I've found an interesting discussion here. I wonder typically what frame shift penalty value(s) for BlastX can be generally used.

ADD REPLY • link updated 5.7 years ago by Ram 45k • written 14.2 years ago by Woa ★ 2.9k

score 11 · Answer 1 · 2010-11-27

The key thing here is that both methods are giving you useful information: just not the same information.

Let's start with the blastx result. BLASTX is a crude, quick way to see if a nucleotide sequence has protein-coding potential. It simply translates in all 6 frames and compares the resulting sequences to a protein database. If your contig contains intron sequence or sequence errors then you will not see the "true", mature protein sequence, but you will get some idea that there is one in there somewhere.

ORF finders try to look for sequences that resemble true open reading frames with a start, stop, in-frame sequence in-between and perhaps other features. Traditionally (especially in prokaryotic genomics), short ORFs are discarded and the longest is chosen as the "best". However, it's important to remember that you are dealing with predictions, not experimental data. In addition, the quality of the contig sequence will have a large bearing on the quality of the predicted ORFs.

In summary, BLASTX is a "quick and dirty" test and an ORF finder should provide a "better" prediction of true ORFs. You would expect the BLAST scores to differ, since you are looking at slightly different sequences. But always remember that you are looking at computational predictions. Experimental validation (e.g. transcript sequencing) is the only way to determine a "true" ORF.

score 2 · Answer 2 · 2010-11-27

2

Entering edit mode

14.4 years ago

Aleksandr Levchuk 3.2k

Maybe you can also try to do gene prediction by using MAKER. It does several genome annotation steps among which is "producing ab-initio gene predictions". It uses many other software packages (SNAP, Augustus, GeneMark, ...) so it's a bit laborious to install.

ADD COMMENT • link 14.4 years ago by Aleksandr Levchuk 3.2k

score 2 · Answer 3 · 2010-11-27

It all depends on quality of your query (sequencing errors producing stop codons) and the level of simmilarity to various proteins in blastx. No matter if you sequenced genomic fragment or cDNA, you can still have retained intron / large ncRNA, chimeric clone to name the most obvious cases.
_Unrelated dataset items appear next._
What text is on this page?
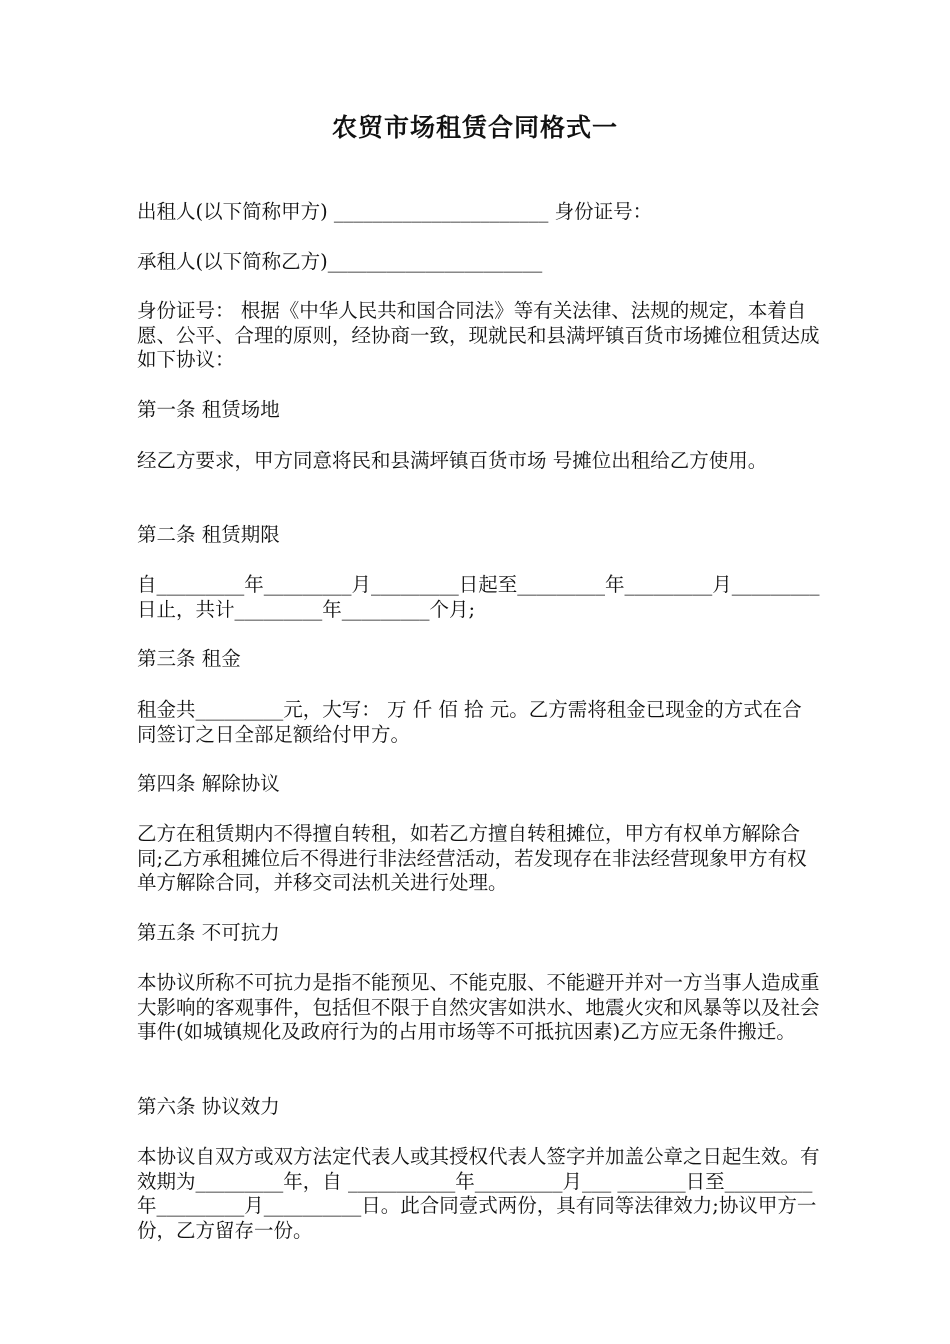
农贸市场租赁合同格式一

出租人(以下简称甲方) ______________________ 身份证号：

承租人(以下简称乙方)______________________

身份证号： 根据《中华人民共和国合同法》等有关法律、法规的规定，本着自愿、公平、合理的原则，经协商一致，现就民和县满坪镇百货市场摊位租赁达成如下协议：

第一条 租赁场地

经乙方要求，甲方同意将民和县满坪镇百货市场 号摊位出租给乙方使用。

第二条 租赁期限

自_________年_________月_________日起至_________年_________月_________日止，共计_________年_________个月;

第三条 租金

租金共_________元，大写： 万 仟 佰 拾 元。乙方需将租金已现金的方式在合同签订之日全部足额给付甲方。

第四条 解除协议

乙方在租赁期内不得擅自转租，如若乙方擅自转租摊位，甲方有权单方解除合同;乙方承租摊位后不得进行非法经营活动，若发现存在非法经营现象甲方有权单方解除合同，并移交司法机关进行处理。

第五条 不可抗力

本协议所称不可抗力是指不能预见、不能克服、不能避开并对一方当事人造成重大影响的客观事件，包括但不限于自然灾害如洪水、地震火灾和风暴等以及社会事件(如城镇规化及政府行为的占用市场等不可抵抗因素)乙方应无条件搬迁。

第六条 协议效力

本协议自双方或双方法定代表人或其授权代表人签字并加盖公章之日起生效。有效期为_________年，自 ___________年_________月___ _______日至_________年_________月__________日。此合同壹式两份，具有同等法律效力;协议甲方一份，乙方留存一份。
IMO in most cases, assuming strong blastx hits (>60% simmilarity, ca 40aa) you will be better starting with blastx. With vague short hits to DNA of dubious quality possibly also with repeats making a call "is it a gene?" is problematic. Having a long, non repetitive ORF even without strong blastx hits is then a good hint.

Tip: do not restrict yourself just to blastx. Tblastn with ESTs from close species or genomic alignment may resolve some tricky xons/less conserved parts of protein.

score 1 · Answer 4 · 2010-11-29

Well, the obvious explanation is that the longest ORF is not the right one. One explanation is that you have a sequencing error causing a frame shift. BLASTX isn't too great with frame shifts either, maybe you can check with another aligner?

When predicting ORFs, I use a dynamic programming algorithm that pieces together "compatible" BLASTX hits, and includes evidence like AUG, stop-codon and poly-A tail. I think this is better than just using longest ORF, I can dig up the graph comparing this if you're interested.